Dans Parle avec elle, réalisé par Pedro Almodóvar en 2002, Benigno, infirmier dans une clinique, prend soin d’Alicia, une jeune patiente dans le coma. Sa thérapie consiste à lui parler, à tout lui raconter de sa vie. Alicia est une Belle au bois dormant qui attend un prince improbable pour la réveiller. Dans Le Dernier Rêve, Almodóvar est comme l’infirmier Benigno : Il parle avec ses souvenirs, (“raconter la vie à l’envers”, dit-il), les embrasse pour les extirper du coma, du temps perdu.
Douze textes, douze “récits” comme Almodóvar les qualifie dans son introduction, rédigés entre la fin des années 1960 et 2023, et qui ne sont pas littéralement une autobiographie mais à coup sûr une autofiction “morcelée, incomplète et quelque peu cryptique”.
Certains de ces récits, intégralement ou par lambeaux (La Visite, Trop de changements de genre) sont devenus des films (La Mauvaise Éducation, Douleur et gloire). On les a vus avant de les lire. À les lire, on les revoit. Pour autant ce trouble ne brouille pas la lecture. Malgré ses dénégations de dandy “je rêve d’écrire un mauvais roman”), Almodóvar est un conteur hors pair qui excelle dans les dialogues et les descriptions. Au plus haut point dans les textes qui ne sont pas devenus des films ou pas encore. Ainsi dans La Cérémonie du miroir, fable gothique où se confrontent un mystérieux aristocrate et le père supérieur d’une abbaye, plus que troublé par la beauté vampirique de son hôte. Ou encore dans La Rédemption, biblique à la façon d’un Genet, qui narre une nuit torride entre le voleur Barrabas et Jésus Christ, éphémères compagnons de cellule. La mélancolie rôde tous azimuts notamment dans les bien nommés Souvenir d’un jour vide ou Amer Nöel, deux crève-cœurs neurasthéniques.

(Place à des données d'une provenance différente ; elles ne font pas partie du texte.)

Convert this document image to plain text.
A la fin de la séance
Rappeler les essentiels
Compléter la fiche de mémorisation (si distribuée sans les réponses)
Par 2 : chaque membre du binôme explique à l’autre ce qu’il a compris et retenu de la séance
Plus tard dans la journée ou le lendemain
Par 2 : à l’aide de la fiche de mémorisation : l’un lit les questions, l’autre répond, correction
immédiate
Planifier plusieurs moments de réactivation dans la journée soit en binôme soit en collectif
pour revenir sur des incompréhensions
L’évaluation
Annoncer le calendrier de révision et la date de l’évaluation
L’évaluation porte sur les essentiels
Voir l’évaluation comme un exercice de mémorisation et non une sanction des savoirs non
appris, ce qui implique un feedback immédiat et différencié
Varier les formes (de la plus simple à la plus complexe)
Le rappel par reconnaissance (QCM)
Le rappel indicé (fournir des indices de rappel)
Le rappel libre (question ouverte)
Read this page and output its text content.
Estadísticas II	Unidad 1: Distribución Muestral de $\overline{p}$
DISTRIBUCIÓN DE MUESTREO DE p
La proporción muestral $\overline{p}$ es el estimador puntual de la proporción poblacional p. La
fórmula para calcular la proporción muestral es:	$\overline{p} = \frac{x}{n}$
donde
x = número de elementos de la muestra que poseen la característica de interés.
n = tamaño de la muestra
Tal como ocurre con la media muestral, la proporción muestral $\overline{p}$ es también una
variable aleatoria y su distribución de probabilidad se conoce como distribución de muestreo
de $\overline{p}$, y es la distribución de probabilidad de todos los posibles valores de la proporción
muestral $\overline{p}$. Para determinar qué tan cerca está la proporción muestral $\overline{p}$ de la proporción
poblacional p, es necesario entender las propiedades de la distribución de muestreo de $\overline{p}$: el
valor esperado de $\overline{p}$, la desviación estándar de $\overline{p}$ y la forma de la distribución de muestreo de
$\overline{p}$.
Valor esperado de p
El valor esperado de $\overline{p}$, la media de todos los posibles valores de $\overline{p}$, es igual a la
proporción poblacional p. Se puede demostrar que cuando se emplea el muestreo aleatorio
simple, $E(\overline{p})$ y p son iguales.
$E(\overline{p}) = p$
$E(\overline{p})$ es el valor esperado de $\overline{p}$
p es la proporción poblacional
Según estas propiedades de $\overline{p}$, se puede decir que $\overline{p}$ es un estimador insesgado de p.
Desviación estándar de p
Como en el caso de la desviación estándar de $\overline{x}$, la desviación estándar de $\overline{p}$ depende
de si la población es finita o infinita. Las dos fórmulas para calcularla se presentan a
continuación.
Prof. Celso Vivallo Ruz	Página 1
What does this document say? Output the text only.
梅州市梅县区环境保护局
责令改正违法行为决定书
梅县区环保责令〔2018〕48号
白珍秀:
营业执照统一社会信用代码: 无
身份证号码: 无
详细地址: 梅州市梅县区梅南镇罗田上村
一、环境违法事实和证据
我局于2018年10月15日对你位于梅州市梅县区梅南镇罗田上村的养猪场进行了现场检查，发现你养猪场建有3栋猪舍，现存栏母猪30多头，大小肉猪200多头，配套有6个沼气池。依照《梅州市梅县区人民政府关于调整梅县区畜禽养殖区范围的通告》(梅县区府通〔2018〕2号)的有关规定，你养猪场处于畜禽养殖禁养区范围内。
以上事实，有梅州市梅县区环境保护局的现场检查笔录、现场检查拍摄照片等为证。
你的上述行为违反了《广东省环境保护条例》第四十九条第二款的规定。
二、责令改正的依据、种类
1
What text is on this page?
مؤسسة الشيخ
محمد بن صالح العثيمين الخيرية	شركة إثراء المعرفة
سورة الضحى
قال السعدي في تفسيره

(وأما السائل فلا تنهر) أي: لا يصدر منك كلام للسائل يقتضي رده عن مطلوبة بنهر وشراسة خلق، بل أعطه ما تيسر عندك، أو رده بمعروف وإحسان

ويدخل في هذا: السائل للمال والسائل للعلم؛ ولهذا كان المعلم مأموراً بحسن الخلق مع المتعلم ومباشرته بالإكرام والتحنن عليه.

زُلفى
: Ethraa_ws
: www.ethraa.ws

Mais l’humour bat le rappel. Entre autres dans Confession d’une sex-symbol. Je veux écrire une histoire et la première question que je me suis posée, c’est : que vais-je raconter, quel sujet mérite que je m’y consacre ? Puis, je dois l’avouer, j’ai eu une idée géniale. Je vais écrire sur MOI. Parce que, tout bien réfléchi, pourquoi inventer un personnage puisque j’en suis déjà un, pourquoi imaginer une vie drôle et instructive puisque c’est le cas de la MIENNE.”
Le plus beau des récits est celui qui donne son titre au recueil : Le Dernier Rêve, qui est celui de sa mère qu’elle confie à Pedro et à son frère Agustín quelques heures avant sa mort en septembre 1999. “Tout ce qu’elle a dit lors de cette dernière visite, à partir du moment où elle nous a demandé s’il y avait de l’orage, est resté gravé dans ma mémoire. Ce vendredi était un jour ensoleillé et la lumière entrait par la fenêtre. À quel orage ma mère faisait-elle référence dans son dernier rêve ?”
Et aussi en aparté une confession qui, à l’écrit comme à l’image, dit tout de l’univers d’Almodóvar, à la fois enchanté et douloureux : “J’ai beaucoup appris de ma mère, sans qu’on s’en rende compte elle et moi. J’ai appris une leçon fondamentale pour mon travail, la différence entre la fiction et la réalité, et comment la réalité a besoin d’être complétée par la fiction pour que la vie soit plus agréable.”
Le Dernier Rêve (Flammarion), traduction (espagnol) de Anne Plantagenet, 240 ps, 21 €. En librairie.